The offer was there. Several other schools were talking to the prospect.
Then, the NCAA Transfer Portal opened its floodgates through 20 days in December.
Another new record: more than 11,000 NCAA football players entered their names into the Portal late last year.
Rick Feinberg, a former FBS player who's owned and operated Charleston Speed Academy for more than a decade, thought his son had secured a scholarship in the 2025 cycle.
Instead, a head coach was fired. Late in the cycle, everything changed.
Today, options include potentially reclassifying to the 2026 class and essentially hitting restart on the recruiting process.
"What we're hearing is that not a lot of schools are going down to (NCAA) Division II or really even FCS and getting quarterbacks," Feinberg told FootballScoop.
A longtime coaching agent whose client list boasts more than 20 NFL assistants, Warren McCarty also coaches and trains athletes in the Denver suburbs.

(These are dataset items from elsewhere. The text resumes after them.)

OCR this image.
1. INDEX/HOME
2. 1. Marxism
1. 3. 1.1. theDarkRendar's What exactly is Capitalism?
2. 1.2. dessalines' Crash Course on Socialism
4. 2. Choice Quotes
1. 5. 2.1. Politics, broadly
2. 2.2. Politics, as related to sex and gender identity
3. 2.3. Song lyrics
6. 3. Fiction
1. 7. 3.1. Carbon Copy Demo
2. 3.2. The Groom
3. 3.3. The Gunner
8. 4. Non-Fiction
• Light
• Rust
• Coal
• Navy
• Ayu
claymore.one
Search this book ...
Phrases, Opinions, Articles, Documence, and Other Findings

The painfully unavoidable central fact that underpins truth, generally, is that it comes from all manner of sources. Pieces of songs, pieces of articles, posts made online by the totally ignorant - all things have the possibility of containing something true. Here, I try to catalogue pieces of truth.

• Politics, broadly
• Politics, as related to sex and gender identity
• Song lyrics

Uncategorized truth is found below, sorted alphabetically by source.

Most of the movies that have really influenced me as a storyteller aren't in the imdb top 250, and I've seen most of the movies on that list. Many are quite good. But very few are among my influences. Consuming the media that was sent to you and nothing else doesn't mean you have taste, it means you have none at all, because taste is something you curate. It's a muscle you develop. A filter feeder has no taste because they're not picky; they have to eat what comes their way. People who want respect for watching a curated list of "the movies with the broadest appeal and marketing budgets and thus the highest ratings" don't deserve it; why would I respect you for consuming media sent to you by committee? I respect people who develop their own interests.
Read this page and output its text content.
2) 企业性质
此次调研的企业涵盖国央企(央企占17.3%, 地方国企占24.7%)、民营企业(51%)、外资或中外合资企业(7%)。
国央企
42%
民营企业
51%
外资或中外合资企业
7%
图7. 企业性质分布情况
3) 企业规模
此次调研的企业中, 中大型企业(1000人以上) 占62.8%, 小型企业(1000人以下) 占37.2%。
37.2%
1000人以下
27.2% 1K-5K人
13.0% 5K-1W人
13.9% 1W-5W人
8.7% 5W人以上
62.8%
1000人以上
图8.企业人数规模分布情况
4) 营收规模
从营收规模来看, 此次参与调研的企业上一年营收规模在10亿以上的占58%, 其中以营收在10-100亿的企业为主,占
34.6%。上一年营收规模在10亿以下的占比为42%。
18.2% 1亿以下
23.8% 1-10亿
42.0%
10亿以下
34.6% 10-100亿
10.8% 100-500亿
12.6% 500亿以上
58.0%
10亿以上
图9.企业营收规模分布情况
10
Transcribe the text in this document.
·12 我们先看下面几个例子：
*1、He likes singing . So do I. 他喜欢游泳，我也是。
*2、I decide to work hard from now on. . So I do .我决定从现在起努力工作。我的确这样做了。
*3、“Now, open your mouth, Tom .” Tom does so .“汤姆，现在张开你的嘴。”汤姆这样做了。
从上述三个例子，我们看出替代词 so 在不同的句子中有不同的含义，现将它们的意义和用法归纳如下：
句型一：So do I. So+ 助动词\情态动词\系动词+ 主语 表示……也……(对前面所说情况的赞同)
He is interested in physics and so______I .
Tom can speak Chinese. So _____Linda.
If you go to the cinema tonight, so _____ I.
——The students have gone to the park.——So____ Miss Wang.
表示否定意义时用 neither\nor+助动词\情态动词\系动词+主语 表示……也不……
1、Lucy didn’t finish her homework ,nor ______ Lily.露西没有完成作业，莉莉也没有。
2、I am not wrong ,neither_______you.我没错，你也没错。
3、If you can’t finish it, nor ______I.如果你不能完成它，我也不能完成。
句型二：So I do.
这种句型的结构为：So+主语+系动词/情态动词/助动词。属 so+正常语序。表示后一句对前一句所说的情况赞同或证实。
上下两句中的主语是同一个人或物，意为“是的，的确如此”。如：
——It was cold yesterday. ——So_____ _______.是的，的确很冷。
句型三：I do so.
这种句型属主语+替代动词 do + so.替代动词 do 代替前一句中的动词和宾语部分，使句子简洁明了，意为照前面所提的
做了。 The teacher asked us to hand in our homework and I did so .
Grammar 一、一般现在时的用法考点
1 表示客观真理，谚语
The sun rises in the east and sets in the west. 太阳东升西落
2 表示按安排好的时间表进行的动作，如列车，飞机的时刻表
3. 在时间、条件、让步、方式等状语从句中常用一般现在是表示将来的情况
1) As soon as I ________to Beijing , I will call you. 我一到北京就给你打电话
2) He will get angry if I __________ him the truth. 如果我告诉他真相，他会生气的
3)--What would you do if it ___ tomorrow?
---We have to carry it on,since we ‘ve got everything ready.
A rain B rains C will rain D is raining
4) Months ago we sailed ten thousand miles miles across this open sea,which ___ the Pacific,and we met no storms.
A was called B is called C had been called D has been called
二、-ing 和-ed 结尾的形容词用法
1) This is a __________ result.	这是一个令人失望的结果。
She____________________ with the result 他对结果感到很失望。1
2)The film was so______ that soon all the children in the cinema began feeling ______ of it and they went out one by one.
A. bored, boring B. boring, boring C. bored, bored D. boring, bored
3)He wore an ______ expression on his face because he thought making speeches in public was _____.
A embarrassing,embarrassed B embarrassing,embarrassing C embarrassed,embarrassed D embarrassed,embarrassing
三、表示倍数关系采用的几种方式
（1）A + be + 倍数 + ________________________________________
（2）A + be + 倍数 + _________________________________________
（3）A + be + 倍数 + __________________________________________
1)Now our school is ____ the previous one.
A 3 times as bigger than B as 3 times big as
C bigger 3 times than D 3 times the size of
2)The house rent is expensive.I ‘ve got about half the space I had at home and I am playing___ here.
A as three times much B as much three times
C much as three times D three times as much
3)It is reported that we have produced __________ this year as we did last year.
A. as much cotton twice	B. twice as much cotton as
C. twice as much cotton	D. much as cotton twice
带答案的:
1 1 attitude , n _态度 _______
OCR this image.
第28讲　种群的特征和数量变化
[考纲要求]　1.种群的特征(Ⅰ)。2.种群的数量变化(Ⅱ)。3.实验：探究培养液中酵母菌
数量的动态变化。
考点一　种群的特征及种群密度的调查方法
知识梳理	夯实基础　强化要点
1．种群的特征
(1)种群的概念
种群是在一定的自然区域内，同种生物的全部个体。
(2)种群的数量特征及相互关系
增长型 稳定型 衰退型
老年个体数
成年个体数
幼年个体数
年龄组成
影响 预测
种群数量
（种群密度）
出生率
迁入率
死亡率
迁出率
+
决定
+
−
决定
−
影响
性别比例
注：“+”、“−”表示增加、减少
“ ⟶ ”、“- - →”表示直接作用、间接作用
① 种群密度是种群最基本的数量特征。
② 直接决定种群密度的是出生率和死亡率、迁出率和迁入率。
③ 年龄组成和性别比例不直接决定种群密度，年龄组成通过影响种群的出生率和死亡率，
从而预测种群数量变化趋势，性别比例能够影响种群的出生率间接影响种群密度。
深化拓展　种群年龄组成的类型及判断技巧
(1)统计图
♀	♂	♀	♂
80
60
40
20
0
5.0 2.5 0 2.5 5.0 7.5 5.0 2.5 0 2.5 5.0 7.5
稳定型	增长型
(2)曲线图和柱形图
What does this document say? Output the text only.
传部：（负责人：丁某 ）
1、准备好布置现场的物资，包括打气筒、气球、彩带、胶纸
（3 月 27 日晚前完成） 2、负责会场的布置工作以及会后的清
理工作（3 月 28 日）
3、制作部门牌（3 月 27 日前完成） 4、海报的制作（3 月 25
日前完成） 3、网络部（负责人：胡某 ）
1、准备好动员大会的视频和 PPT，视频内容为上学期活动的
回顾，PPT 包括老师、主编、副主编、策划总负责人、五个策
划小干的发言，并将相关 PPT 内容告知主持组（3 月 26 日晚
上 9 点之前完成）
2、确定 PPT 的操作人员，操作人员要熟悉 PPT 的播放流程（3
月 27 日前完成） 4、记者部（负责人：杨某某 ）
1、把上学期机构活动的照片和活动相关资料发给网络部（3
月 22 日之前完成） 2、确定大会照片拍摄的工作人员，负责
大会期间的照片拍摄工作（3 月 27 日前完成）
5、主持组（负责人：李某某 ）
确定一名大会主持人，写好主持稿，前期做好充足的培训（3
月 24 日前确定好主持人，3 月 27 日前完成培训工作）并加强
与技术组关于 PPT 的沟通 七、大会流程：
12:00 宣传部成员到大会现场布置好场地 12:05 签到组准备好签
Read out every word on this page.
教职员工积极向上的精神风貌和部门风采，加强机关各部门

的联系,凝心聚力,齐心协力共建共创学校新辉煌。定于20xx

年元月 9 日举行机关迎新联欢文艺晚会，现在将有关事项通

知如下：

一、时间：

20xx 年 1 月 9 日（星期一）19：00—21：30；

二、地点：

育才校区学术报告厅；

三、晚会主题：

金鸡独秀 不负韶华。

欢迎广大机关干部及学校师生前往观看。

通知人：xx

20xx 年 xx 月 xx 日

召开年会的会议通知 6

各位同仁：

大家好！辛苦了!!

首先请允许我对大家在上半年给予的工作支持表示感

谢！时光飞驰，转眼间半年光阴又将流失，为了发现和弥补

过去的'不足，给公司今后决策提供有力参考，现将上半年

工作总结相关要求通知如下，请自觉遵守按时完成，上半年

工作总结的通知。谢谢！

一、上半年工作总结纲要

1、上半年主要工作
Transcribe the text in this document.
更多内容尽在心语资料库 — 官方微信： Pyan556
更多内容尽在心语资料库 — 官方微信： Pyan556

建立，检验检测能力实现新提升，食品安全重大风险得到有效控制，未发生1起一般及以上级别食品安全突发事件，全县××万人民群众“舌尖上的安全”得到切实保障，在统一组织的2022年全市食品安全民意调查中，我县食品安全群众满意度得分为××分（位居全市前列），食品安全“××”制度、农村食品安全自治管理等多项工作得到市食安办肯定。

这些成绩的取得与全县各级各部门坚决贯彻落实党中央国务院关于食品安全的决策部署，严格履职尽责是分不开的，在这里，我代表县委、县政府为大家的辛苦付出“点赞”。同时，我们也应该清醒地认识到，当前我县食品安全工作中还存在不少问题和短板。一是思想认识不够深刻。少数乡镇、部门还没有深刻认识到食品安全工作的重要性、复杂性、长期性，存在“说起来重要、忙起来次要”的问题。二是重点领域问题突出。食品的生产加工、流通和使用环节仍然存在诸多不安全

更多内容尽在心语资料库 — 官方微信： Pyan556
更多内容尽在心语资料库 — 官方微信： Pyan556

His son, Blitz, is a three-star prospect per the 247Sports Composite in the 2026 class. Presently, his recruiting profile shows three FBS offers.
The reality?
"We had an FBS coach tell us he really liked his film, thought he was a high Group of Five prospect," McCarty said.
But?
"But," McCarty added, "he said he didn't even know if he would sign a quarterback in the '26 class because they might already be one quarterback over."
That's because the 105-man scholarship roster is closer to reality. It's leaving programs everywhere either confronting now or delaying the inevitably difficult conversations with walk-ons.
Feinberg and McCarty are living that experience right now with their families, and they share the latest in this FootballScoop Podcast that continues last week's discussion on the Portal impacts against high school recruiting.
The roster limits are set to coincide with the finalization of the House Settlement, which is expected to be formally confirmed April 7 in federal court.
But McCarty knows that all these schools opting into the agreement -- some to various levels from full participation in up to $20.5 million revenue sharing to lesser percentages -- are sometimes doing so for, well, the optics.
"We don't have 40 (programs) out of 130 FBS programs making money," McCarty said. "There's 80-some that are losing money. And some of them are losing their ass."
What, then, could be done to help preserve high school recruiting? Sure, there are established, stable programs that are still primarily filling their rosters with high school students and supplementing their rosters in the Portal.
There are also the Colorados, Texas Techs, Purdues, Texas A&Ms and more bringing in 40% or more of their signing classes via the Portal.
"There's a committee for the Playoffs with a lot of smart men and women on it," Feinberg said. "I think they should form a committee to address this and talk about real-life problems."